Poster Presentation Society for Molecular Biology and Evolution Conference 2016

Metabarcoding of Bacterial Pathogens in a Rodent Pest: Which Organ? (#372)

Petra Villette 1 , Patrick Giraudoux 1 , Jean-François Cosson 2 , Eve Afonso 1
  1. UMR 6249 Chrono-Environnement, Université Bourgogne Franche-Comté, Besancon, Franche-Comté, France
  2. Centre de Biologie pour la Gestion des Populations (CBGP) France , French National Institute for Agricultural Research , Montpellier, France

Identifying bacterial pathogens in rodents is of critical concern in both public health and wildlife ecology; zoonotic bacteria pose significant human health risks globally, and have the potential to drive population dynamics in their rodent hosts. High-throughput sequencing technologies now allow for rapid and cost-effective surveys of multiple pathogens in rodent populations, but it is currently unclear if the host organ chosen for screening influences the number and identity of bacteria detected. We used 16s rRNA metabarcoding to identify bacterial pathogens in the heart, liver, lungs, kidneys and spleen of 13 water voles (Arvicola terrestris) collected from two populations in Franche-Comté, France to determine if bacterial assemblages within organs are similar, if all five organs are necessary to detect all of the bacteria present in an individual animal, and if differences between the two host population’s bacterial assemblages can be detected by each organ. We detected 25 bacteria representing 17 genera; average bacterial richness for each organ ranged from 1.5 ± 0.4 (mean ± standard error) to 2.5 ± 0.4 bacteria/organ and did not differ significantly between organs (Kruskal-Wallis test, χ24 = 4.70, p = 0.300). The average bacterial richness when organ assemblages were pooled within animals was 5.4 ± 0.7 bacteria/animal, and rarefaction analysis indicates that all five organs must be included to obtain this.

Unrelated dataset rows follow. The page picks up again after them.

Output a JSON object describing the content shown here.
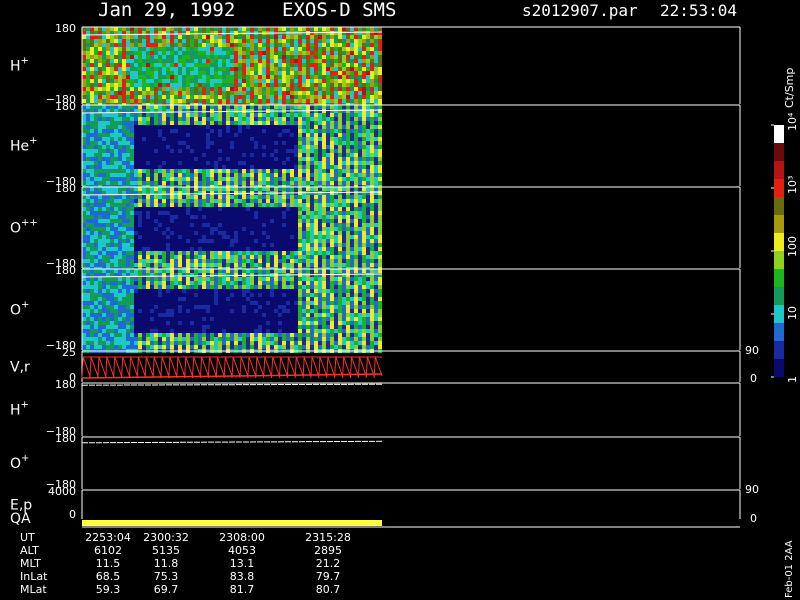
{
  "header": {
    "date": "Jan 29, 1992",
    "instrument": "EXOS-D SMS",
    "file": "s2012907.par",
    "time": "22:53:04"
  },
  "colors": {
    "background": "#000000",
    "axis": "#ffffff",
    "velocity_trace": "#ff3030",
    "qa_bar": "#ffff40"
  },
  "colorbar": {
    "unit": "Ct/Smp",
    "tick_labels": [
      "1",
      "10",
      "100",
      "10³",
      "10⁴"
    ],
    "scale": "log",
    "range": [
      1,
      10000
    ]
  },
  "right_axes": {
    "vr_top": "90",
    "vr_bottom": "0",
    "ep_top": "90",
    "ep_bottom": "0"
  },
  "side_label": "Feb-01 2AA",
  "chart_data": [
    {
      "type": "heatmap",
      "panel": "H+",
      "label": "H",
      "superscript": "+",
      "ylim": [
        -180,
        180
      ],
      "ytick_top": "180",
      "ytick_bottom": "−180",
      "xlim": [
        "2253:04",
        "2318:00"
      ],
      "data_end": "2303:30",
      "dominant_level": "high",
      "seed": 1
    },
    {
      "type": "heatmap",
      "panel": "He+",
      "label": "He",
      "superscript": "+",
      "ylim": [
        -180,
        180
      ],
      "ytick_top": "180",
      "ytick_bottom": "−180",
      "xlim": [
        "2253:04",
        "2318:00"
      ],
      "data_end": "2303:30",
      "dominant_level": "low",
      "seed": 2
    },
    {
      "type": "heatmap",
      "panel": "O++",
      "label": "O",
      "superscript": "++",
      "ylim": [
        -180,
        180
      ],
      "ytick_top": "180",
      "ytick_bottom": "−180",
      "xlim": [
        "2253:04",
        "2318:00"
      ],
      "data_end": "2303:30",
      "dominant_level": "low",
      "seed": 3
    },
    {
      "type": "heatmap",
      "panel": "O+",
      "label": "O",
      "superscript": "+",
      "ylim": [
        -180,
        180
      ],
      "ytick_top": "180",
      "ytick_bottom": "−180",
      "xlim": [
        "2253:04",
        "2318:00"
      ],
      "data_end": "2303:30",
      "dominant_level": "low",
      "seed": 4
    },
    {
      "type": "line",
      "panel": "V,r",
      "label": "V,r",
      "ytick_top": "25",
      "ytick_bottom": "0",
      "ylim": [
        0,
        25
      ],
      "color": "#ff3030",
      "sawtooth_cycles": 38
    },
    {
      "type": "line",
      "panel": "H+ phase",
      "label": "H",
      "superscript": "+",
      "ylim": [
        -180,
        180
      ],
      "ytick_top": "180",
      "ytick_bottom": "−180",
      "x": [
        "2253:04",
        "2303:30"
      ],
      "y": [
        165,
        172
      ]
    },
    {
      "type": "line",
      "panel": "O+ phase",
      "label": "O",
      "superscript": "+",
      "ylim": [
        -180,
        180
      ],
      "ytick_top": "180",
      "ytick_bottom": "−180",
      "x": [
        "2253:04",
        "2303:30"
      ],
      "y": [
        140,
        150
      ]
    },
    {
      "type": "line",
      "panel": "E,p",
      "label": "E,p",
      "ytick_top": "4000",
      "ytick_bottom": "0",
      "ylim": [
        0,
        4000
      ]
    },
    {
      "type": "bar",
      "panel": "QA",
      "label": "QA",
      "color": "#ffff40"
    }
  ],
  "ephemeris": {
    "rows": [
      {
        "label": "UT",
        "values": [
          "2253:04",
          "2300:32",
          "2308:00",
          "2315:28"
        ]
      },
      {
        "label": "ALT",
        "values": [
          "6102",
          "5135",
          "4053",
          "2895"
        ]
      },
      {
        "label": "MLT",
        "values": [
          "11.5",
          "11.8",
          "13.1",
          "21.2"
        ]
      },
      {
        "label": "InLat",
        "values": [
          "68.5",
          "75.3",
          "83.8",
          "79.7"
        ]
      },
      {
        "label": "MLat",
        "values": [
          "59.3",
          "69.7",
          "81.7",
          "80.7"
        ]
      }
    ]
  }
}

Organ type does not, however, influence bacterial assemblage composition in a systematic or predictable way (PERMANOVA, 999 permutations, pseudo-F4,51=1.34, p=0.12). Ordination and PERMANOVA analysis indicates that differences in pooled, liver, and lung assemblages map to host populations, but heart, kidney and spleen assemblages do not differ between host populations. Our results demonstrate that the number of organs sampled influences the power to detect bacterial pathogens and host-population trends in bacterial assemblage compostion. These results can inform sampling decisions in public health and wildlife ecology.